Kinda exaggerated, but you get the idea. Actually, most push-up bras flatten even more than in my illustration.

   Another interesting scene was Heidi putting on a dress on top of a soft triangle bra. She said: "We don't really want mega push-up bras any more, we don't want them hoisted up here, it's old fashioned. They can sag slightly, when they're hoisted I think it's old school to hoist them that high."

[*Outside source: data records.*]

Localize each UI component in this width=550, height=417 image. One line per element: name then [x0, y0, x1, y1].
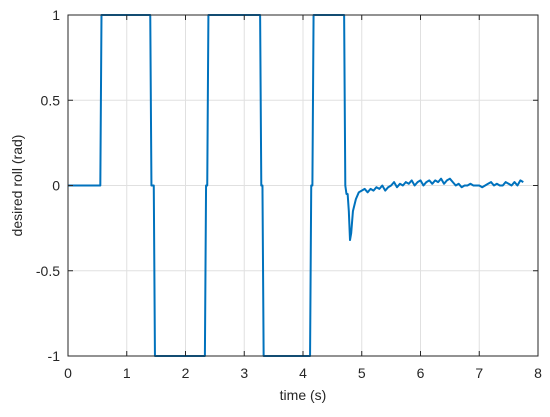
- x-tick-label: 7: [475, 365, 483, 381]
- y-tick-label: 0.5: [41, 92, 61, 108]
- x-axis-label: time (s): [280, 387, 327, 403]
- y-tick-label: 1: [52, 7, 60, 23]
- x-tick-label: 1: [123, 365, 131, 381]
- x-tick-label: 8: [534, 365, 542, 381]
- y-axis-label: desired roll (rad): [9, 135, 25, 237]
- y-tick-label: -1: [48, 348, 61, 364]
- x-tick-label: 3: [240, 365, 248, 381]
- x-tick-label: 6: [417, 365, 425, 381]
- y-tick-label: 0: [52, 178, 60, 194]
- x-tick-label: 2: [182, 365, 190, 381]
- axis-ticks: 0 1 2 3 4 5 6 7 8 -1 -0.5 0 0.5 1: [36, 7, 542, 381]
- x-tick-label: 4: [299, 365, 307, 381]
- y-tick-label: -0.5: [36, 263, 60, 279]
- x-tick-label: 5: [358, 365, 366, 381]
- x-tick-label: 0: [64, 365, 72, 381]
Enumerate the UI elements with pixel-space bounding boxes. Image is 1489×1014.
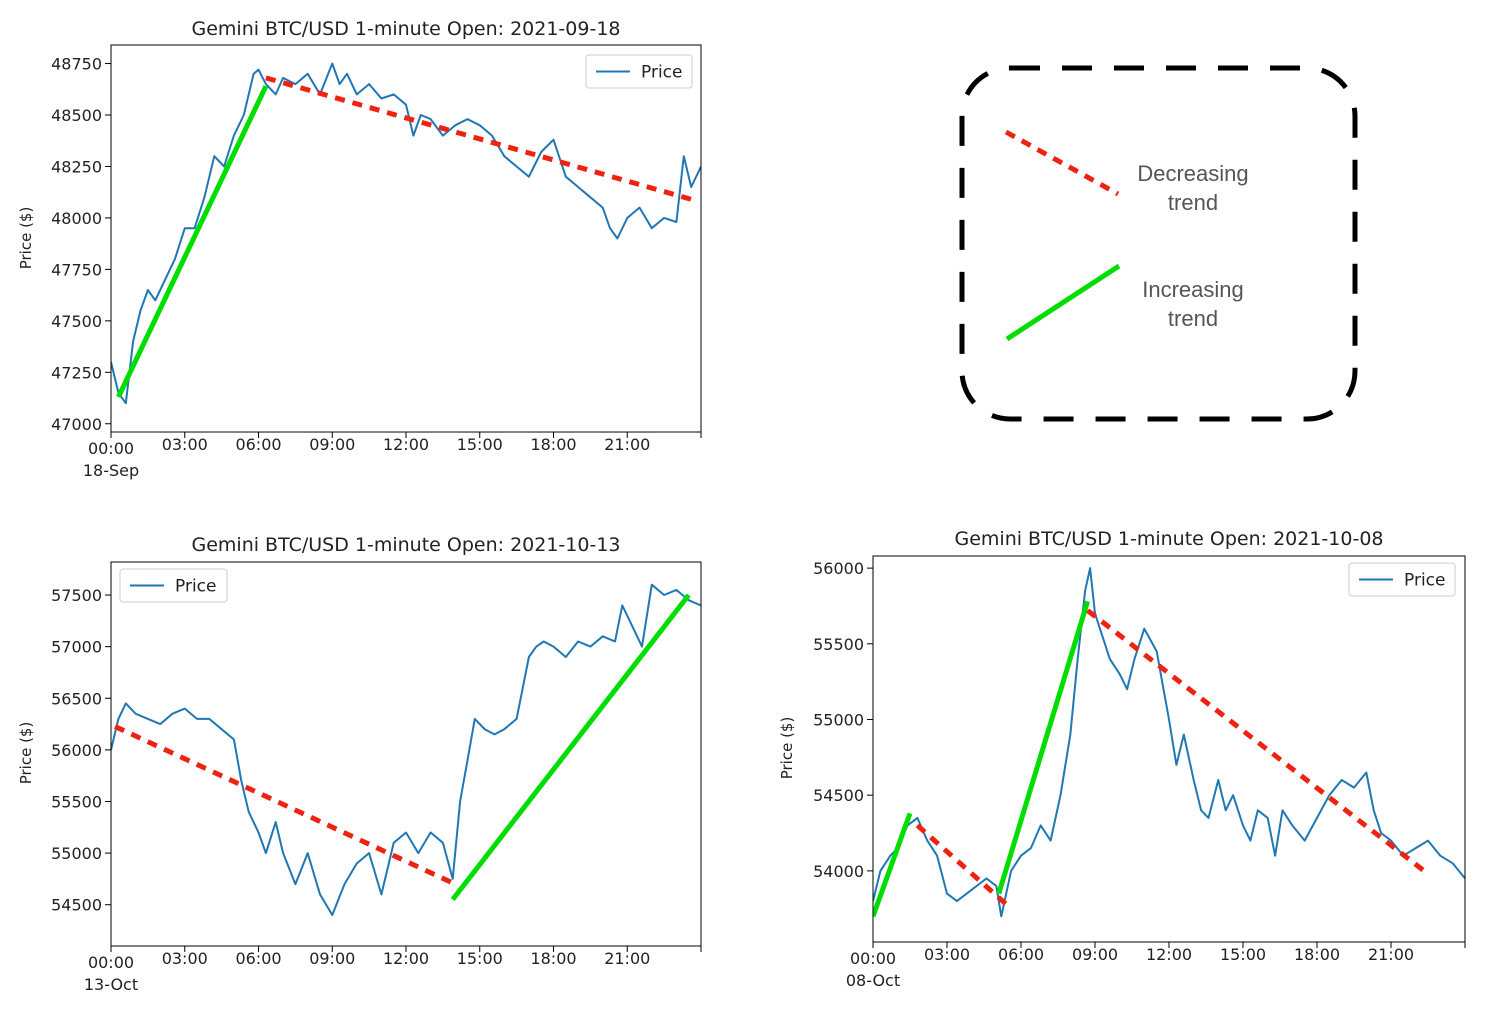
price-series-line xyxy=(111,583,701,916)
x-tick-label: 21:00 xyxy=(604,949,650,968)
y-tick-label: 47000 xyxy=(51,415,102,434)
x-ticks: 00:00 03:00 06:00 09:00 12:00 15:00 18:0… xyxy=(846,945,1414,990)
y-tick-label: 56000 xyxy=(813,559,864,578)
chart-title: Gemini BTC/USD 1-minute Open: 2021-10-13 xyxy=(192,534,621,556)
x-tick-label: 12:00 xyxy=(1146,945,1192,964)
chart-2021-10-08: Gemini BTC/USD 1-minute Open: 2021-10-08… xyxy=(778,528,1466,990)
key-decreasing-label: Decreasing xyxy=(1137,161,1248,186)
y-tick-label: 55000 xyxy=(813,710,864,729)
x-tick-label: 06:00 xyxy=(235,435,281,454)
x-ticks: 00:00 03:00 06:00 09:00 12:00 15:00 18:0… xyxy=(84,949,650,994)
chart-title: Gemini BTC/USD 1-minute Open: 2021-10-08 xyxy=(955,528,1384,550)
x-tick-label: 00:00 xyxy=(850,949,896,968)
x-tick-label: 15:00 xyxy=(457,435,503,454)
legend-label: Price xyxy=(641,63,682,83)
decreasing-trend-line xyxy=(1086,608,1430,876)
y-tick-label: 55000 xyxy=(51,844,102,863)
x-tick-label: 00:00 xyxy=(88,953,134,972)
x-tick-label: 03:00 xyxy=(924,945,970,964)
x-tick-label: 21:00 xyxy=(1368,945,1414,964)
x-tick-label: 12:00 xyxy=(383,435,429,454)
legend-label: Price xyxy=(175,577,216,597)
key-decreasing-line xyxy=(1004,129,1120,197)
key-increasing-label: Increasing xyxy=(1142,277,1244,302)
key-dashed-border xyxy=(959,65,1358,422)
key-decreasing-label: trend xyxy=(1168,190,1218,215)
axes-frame xyxy=(110,44,702,433)
legend-box xyxy=(119,568,228,603)
x-date-label: 08-Oct xyxy=(846,971,900,990)
y-tick-label: 55500 xyxy=(51,792,102,811)
plot-area xyxy=(867,555,1466,948)
x-tick-label: 06:00 xyxy=(235,949,281,968)
y-axis-label: Price ($) xyxy=(778,717,796,780)
x-tick-label: 15:00 xyxy=(1220,945,1266,964)
increasing-trend-line xyxy=(450,593,691,902)
x-tick-label: 18:00 xyxy=(1294,945,1340,964)
y-tick-label: 48750 xyxy=(51,55,102,74)
key-increasing-line xyxy=(1005,263,1121,342)
y-tick-label: 48250 xyxy=(51,157,102,176)
x-tick-label: 09:00 xyxy=(1072,945,1118,964)
y-tick-label: 57000 xyxy=(51,638,102,657)
decreasing-trend-line xyxy=(111,721,457,887)
y-tick-label: 54500 xyxy=(813,786,864,805)
x-tick-label: 03:00 xyxy=(162,435,208,454)
x-tick-label: 00:00 xyxy=(88,439,134,458)
chart-2021-09-18: Gemini BTC/USD 1-minute Open: 2021-09-18… xyxy=(17,18,702,480)
y-ticks: 54500 55000 55500 56000 56500 57000 5750… xyxy=(51,586,102,915)
y-tick-label: 55500 xyxy=(813,635,864,654)
axes-frame xyxy=(872,555,1466,943)
price-series-line xyxy=(111,62,701,405)
legend: Price xyxy=(585,54,693,89)
x-tick-label: 12:00 xyxy=(383,949,429,968)
chart-2021-10-13: Gemini BTC/USD 1-minute Open: 2021-10-13… xyxy=(17,534,702,994)
increasing-trend-line xyxy=(996,600,1090,895)
x-tick-label: 15:00 xyxy=(457,949,503,968)
x-tick-label: 09:00 xyxy=(309,435,355,454)
x-tick-label: 09:00 xyxy=(309,949,355,968)
y-ticks: 47000 47250 47500 47750 48000 48250 4850… xyxy=(51,55,102,434)
x-date-label: 13-Oct xyxy=(84,975,138,994)
y-tick-label: 48500 xyxy=(51,106,102,125)
y-axis-label: Price ($) xyxy=(17,207,35,270)
x-tick-label: 06:00 xyxy=(998,945,1044,964)
x-tick-label: 03:00 xyxy=(162,949,208,968)
decreasing-trend-line xyxy=(915,823,1008,907)
chart-title: Gemini BTC/USD 1-minute Open: 2021-09-18 xyxy=(192,18,621,40)
x-tick-label: 18:00 xyxy=(530,435,576,454)
y-axis-label: Price ($) xyxy=(17,722,35,785)
y-tick-label: 48000 xyxy=(51,209,102,228)
legend: Price xyxy=(119,568,228,603)
legend: Price xyxy=(1348,562,1456,597)
increasing-trend-line xyxy=(116,85,269,399)
legend-label: Price xyxy=(1404,571,1445,591)
x-tick-label: 18:00 xyxy=(530,949,576,968)
legend-box xyxy=(1348,562,1456,597)
x-tick-label: 21:00 xyxy=(604,435,650,454)
key-increasing-label: trend xyxy=(1168,306,1218,331)
price-series-line xyxy=(873,567,1465,918)
trend-key: Decreasing trend Increasing trend xyxy=(959,65,1358,422)
x-ticks: 00:00 03:00 06:00 09:00 12:00 15:00 18:0… xyxy=(83,435,650,480)
y-tick-label: 47250 xyxy=(51,363,102,382)
increasing-trend-line xyxy=(873,812,913,918)
y-tick-label: 54500 xyxy=(51,896,102,915)
decreasing-trend-line xyxy=(265,75,700,204)
y-tick-label: 56000 xyxy=(51,741,102,760)
x-date-label: 18-Sep xyxy=(83,461,139,480)
y-ticks: 54000 54500 55000 55500 56000 xyxy=(813,559,864,881)
y-tick-label: 57500 xyxy=(51,586,102,605)
legend-box xyxy=(585,54,693,89)
plot-area xyxy=(105,561,702,952)
y-tick-label: 47750 xyxy=(51,260,102,279)
plot-area xyxy=(105,44,702,438)
axes-frame xyxy=(110,561,702,947)
y-tick-label: 47500 xyxy=(51,312,102,331)
y-tick-label: 56500 xyxy=(51,689,102,708)
y-tick-label: 54000 xyxy=(813,862,864,881)
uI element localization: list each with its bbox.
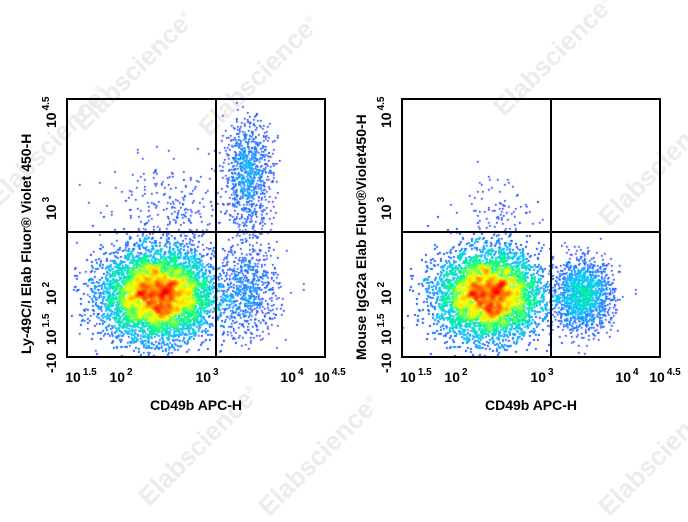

   I think what she is referring to here is the demise of the push-up silhouette, where cleavage is created at the cost of flattening the breasts from below, or the mega-padded silhouette where the breasts are impossibly round. Breast shapes do go in and out of fashion. I wouldn't mourn the demise of the round-and-high shapes since these can be achieved only with very padded and moulded bras, which are not really kind to the breast tissue. A softer, more natural silhouette might mean that unpadded bras will be more popular -- and such bras are the best for keeping the breast tissue firm and in a nice shape.
 
    Funnily, the bras looked like they fit better on the runway than backstage: the wings pulled the band down, and I imagine that the stylists and assistants were re-arranging boob tissue and smoothing stuff to make it look good.

  So, anyone else watches Germany's Top Model? Who did you root for? Or anywhere else's Top Model?